🤖 AI Summary
In graph learning, the relative contributions of molecular structure (topology) and node features (attributes) to model performance have long lacked quantifiable assessment, hindering task-driven modeling decisions. To address this, we propose NNRD (Node-Neighbor Redundancy Degree), the first computable metric quantifying the balance between structural and feature information. NNRD independently perturbs graph topology and node features, then measures the resulting performance degradation to reveal the intrinsic information preference of the data. Evaluated on multiple molecular property prediction tasks, NNRD exhibits strong correlation with information loss, yielding intuitive, interpretable results. It significantly outperforms conventional average-performance metrics in characterizing dataset-specific properties. By providing a theoretically grounded, empirically validated measure, NNRD enables task-adaptive selection and optimization of GNN architectures—offering both theoretical insight and practical utility for structure–feature-aware graph representation learning.
📝 Abstract
Graph learning on molecules makes use of information from both the molecular structure and the features attached to that structure. Much work has been conducted on biasing either towards structure or features, with the aim that bias bolsters performance. Identifying which information source a dataset favours, and therefore how to approach learning that dataset, is an open issue. Here we propose Noise-Noise Ratio Difference (NNRD), a quantitative metric for whether there is more useful information in structure or features.

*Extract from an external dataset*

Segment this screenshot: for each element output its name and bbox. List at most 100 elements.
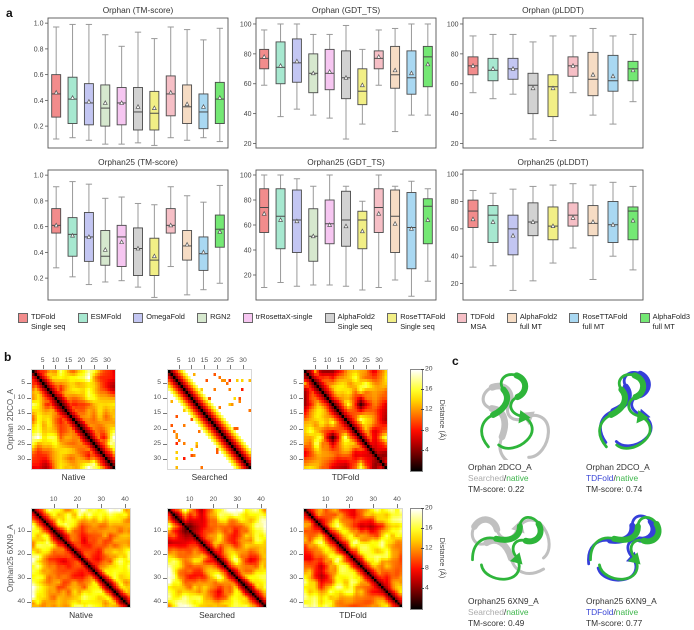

By employing iterative noising on features and structure independently, leaving the other intact, NNRD measures the degradation of information in each. We employ NNRD over a range of molecular tasks, and show that it corresponds well to a loss of information, with intuitive results that are more expressive than simple performance aggregates. Our future work will focus on expanding data domains, tasks and types, as well as refining our choice of baseline model.